先程の靴の持ち主、和美(かずみ)がにこ、と笑う。

桂は返事をせず、和美の元へと歩み寄った。


「七年前に御子下ろしが終わったとは言え、完全に途絶えてはいないのは知ってるわよね?」


「・・・・・」


「今は、バラバラに御子下ろしをしている。・・・桂。あんたの目が選ばれたわ。儀式は一週間後。私が言いたかった事はそれだけよ。あああと・・・ほら、夕飯」



そう言って和美は、近くにあった皿を桂の頭上へと投げつけた。


熱々のスープが桂の額や頬を伝う。


「あはははは!ごめんねぇ。
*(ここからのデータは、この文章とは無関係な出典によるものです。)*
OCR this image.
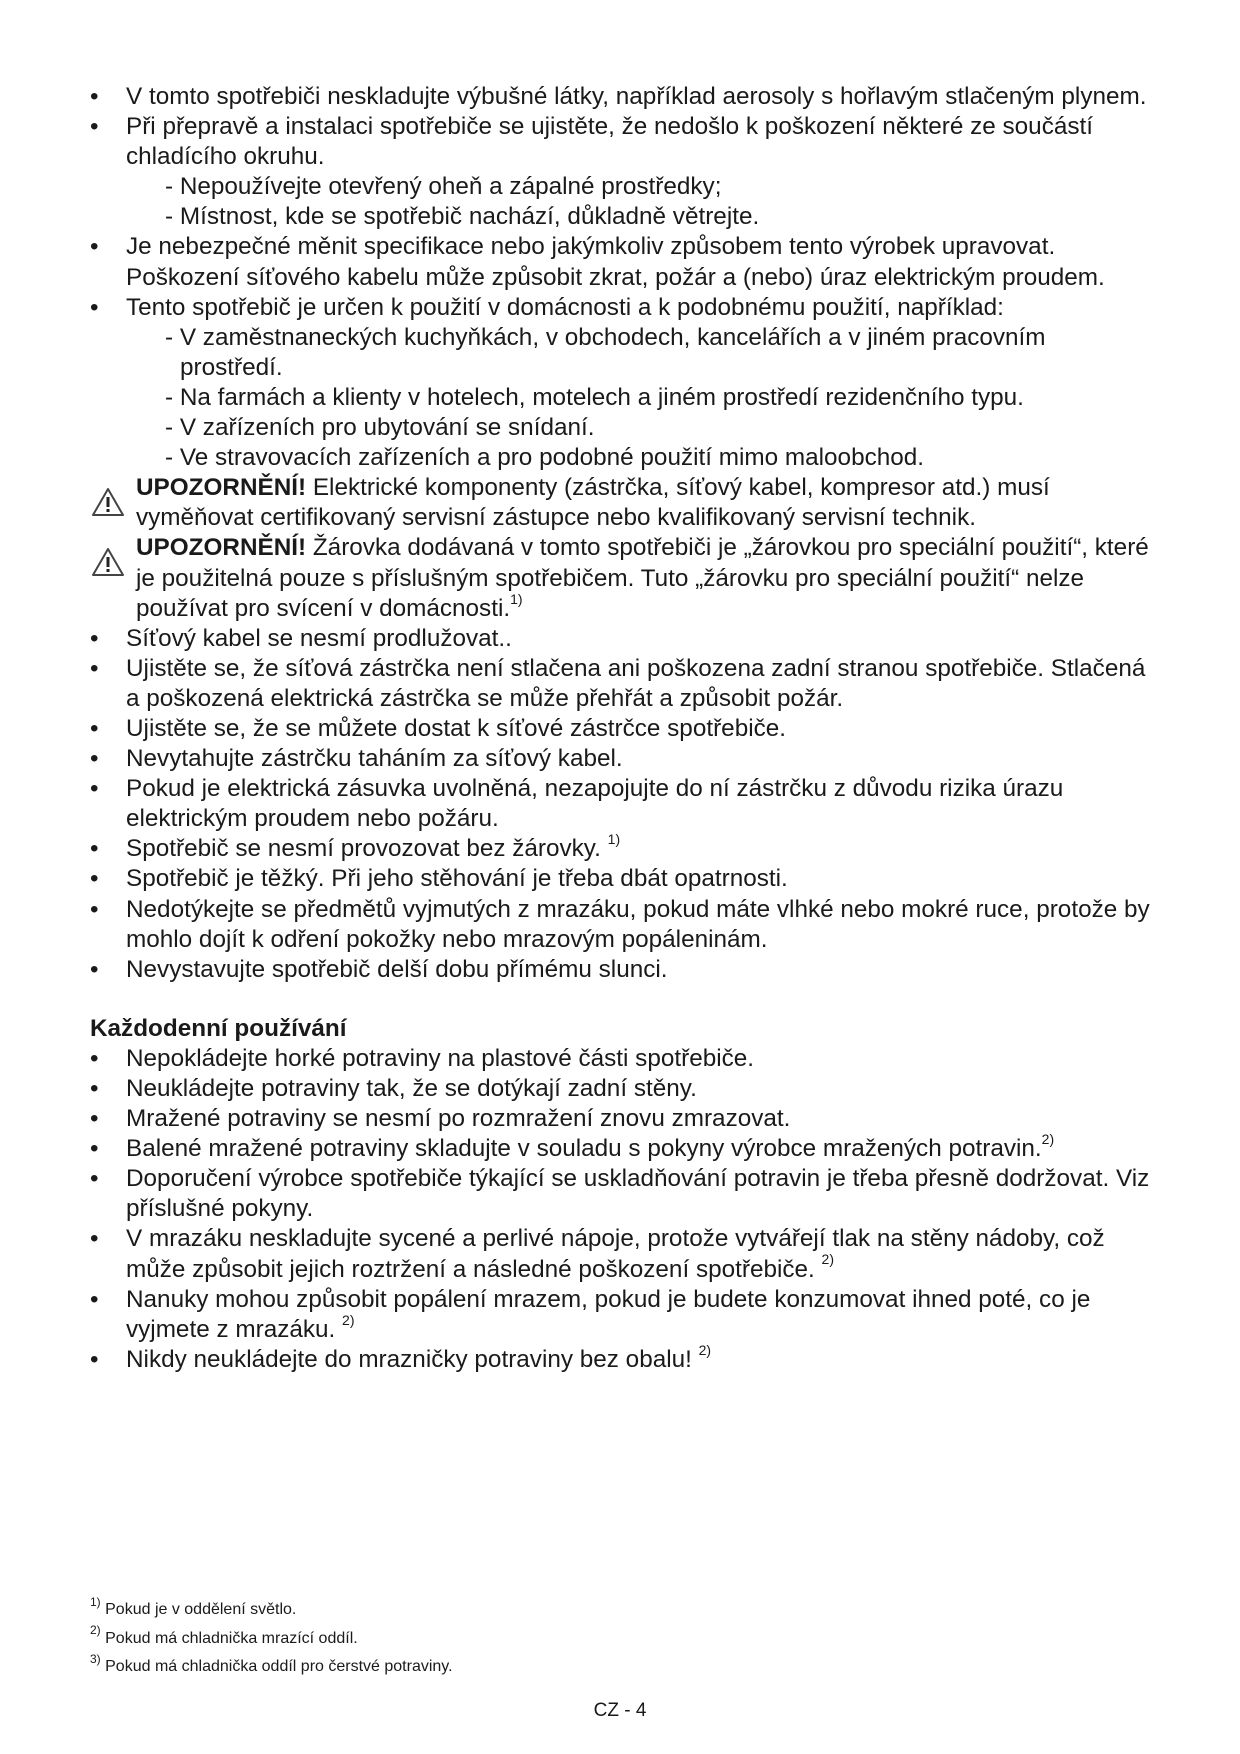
• V tomto spotřebiči neskladujte výbušné látky, například aerosoly s hořlavým stlačeným plynem.
• Při přepravě a instalaci spotřebiče se ujistěte, že nedošlo k poškození některé ze součástí chladícího okruhu.
- Nepoužívejte otevřený oheň a zápalné prostředky;
- Místnost, kde se spotřebič nachází, důkladně větrejte.
• Je nebezpečné měnit specifikace nebo jakýmkoliv způsobem tento výrobek upravovat. Poškození síťového kabelu může způsobit zkrat, požár a (nebo) úraz elektrickým proudem.
• Tento spotřebič je určen k použití v domácnosti a k podobnému použití, například:
- V zaměstnaneckých kuchyňkách, v obchodech, kancelářích a v jiném pracovním
prostředí.
- Na farmách a klienty v hotelech, motelech a jiném prostředí rezidenčního typu.
- V zařízeních pro ubytování se snídaní.
- Ve stravovacích zařízeních a pro podobné použití mimo maloobchod.
UPOZORNĚNÍ! Elektrické komponenty (zástrčka, síťový kabel, kompresor atd.) musí vyměňovat certifikovaný servisní zástupce nebo kvalifikovaný servisní technik.
UPOZORNĚNÍ! Žárovka dodávaná v tomto spotřebiči je „žárovkou pro speciální použití“, které je použitelná pouze s příslušným spotřebičem. Tuto „žárovku pro speciální použití“ nelze používat pro svícení v domácnosti.$^{1)}$
• Síťový kabel se nesmí prodlužovat..
• Ujistěte se, že síťová zástrčka není stlačena ani poškozena zadní stranou spotřebiče. Stlačená a poškozená elektrická zástrčka se může přehřát a způsobit požár.
• Ujistěte se, že se můžete dostat k síťové zástrčce spotřebiče.
• Nevytahujte zástrčku taháním za síťový kabel.
• Pokud je elektrická zásuvka uvolněná, nezapojujte do ní zástrčku z důvodu rizika úrazu elektrickým proudem nebo požáru.
• Spotřebič se nesmí provozovat bez žárovky. $^{1)}$
• Spotřebič je těžký. Při jeho stěhování je třeba dbát opatrnosti.
• Nedotýkejte se předmětů vyjmutých z mrazáku, pokud máte vlhké nebo mokré ruce, protože by mohlo dojít k odření pokožky nebo mrazovým popáleninám.
• Nevystavujte spotřebič delší dobu přímému slunci.
Každodenní používání
• Nepokládejte horké potraviny na plastové části spotřebiče.
• Neukládejte potraviny tak, že se dotýkají zadní stěny.
• Mražené potraviny se nesmí po rozmražení znovu zmrazovat.
• Balené mražené potraviny skladujte v souladu s pokyny výrobce mražených potravin.$^{2)}$
• Doporučení výrobce spotřebiče týkající se uskladňování potravin je třeba přesně dodržovat. Viz příslušné pokyny.
• V mrazáku neskladujte sycené a perlivé nápoje, protože vytvářejí tlak na stěny nádoby, což může způsobit jejich roztržení a následné poškození spotřebiče. $^{2)}$
• Nanuky mohou způsobit popálení mrazem, pokud je budete konzumovat ihned poté, co je vyjmete z mrazáku. $^{2)}$
• Nikdy neukládejte do mrazničky potraviny bez obalu! $^{2)}$
$^{1)}$ Pokud je v oddělení světlo.
$^{2)}$ Pokud má chladnička mrazící oddíl.
$^{3)}$ Pokud má chladnička oddíl pro čerstvé potraviny.
CZ - 4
手が滑ったわ。じゃ。アタシはお店に行ってくるわ。

・・・七年前、あんたが選ばれれば良かったのにね!でもまあ良かった・・あんたのその忌々しい目がなくなるんだから。」

和美は低く、そう呟くと桂の隣を通り過ぎた。


桂はふう、と息を一つ吐く。

和美は相変わらずだ。それはいい。

だが、問題は。



「・・・御子下ろし、か」



髪の毛から垂れる雫が溜まり、水溜りが出来る。それをぼんやりと見つめながら誰もいない空間にそう言い放った。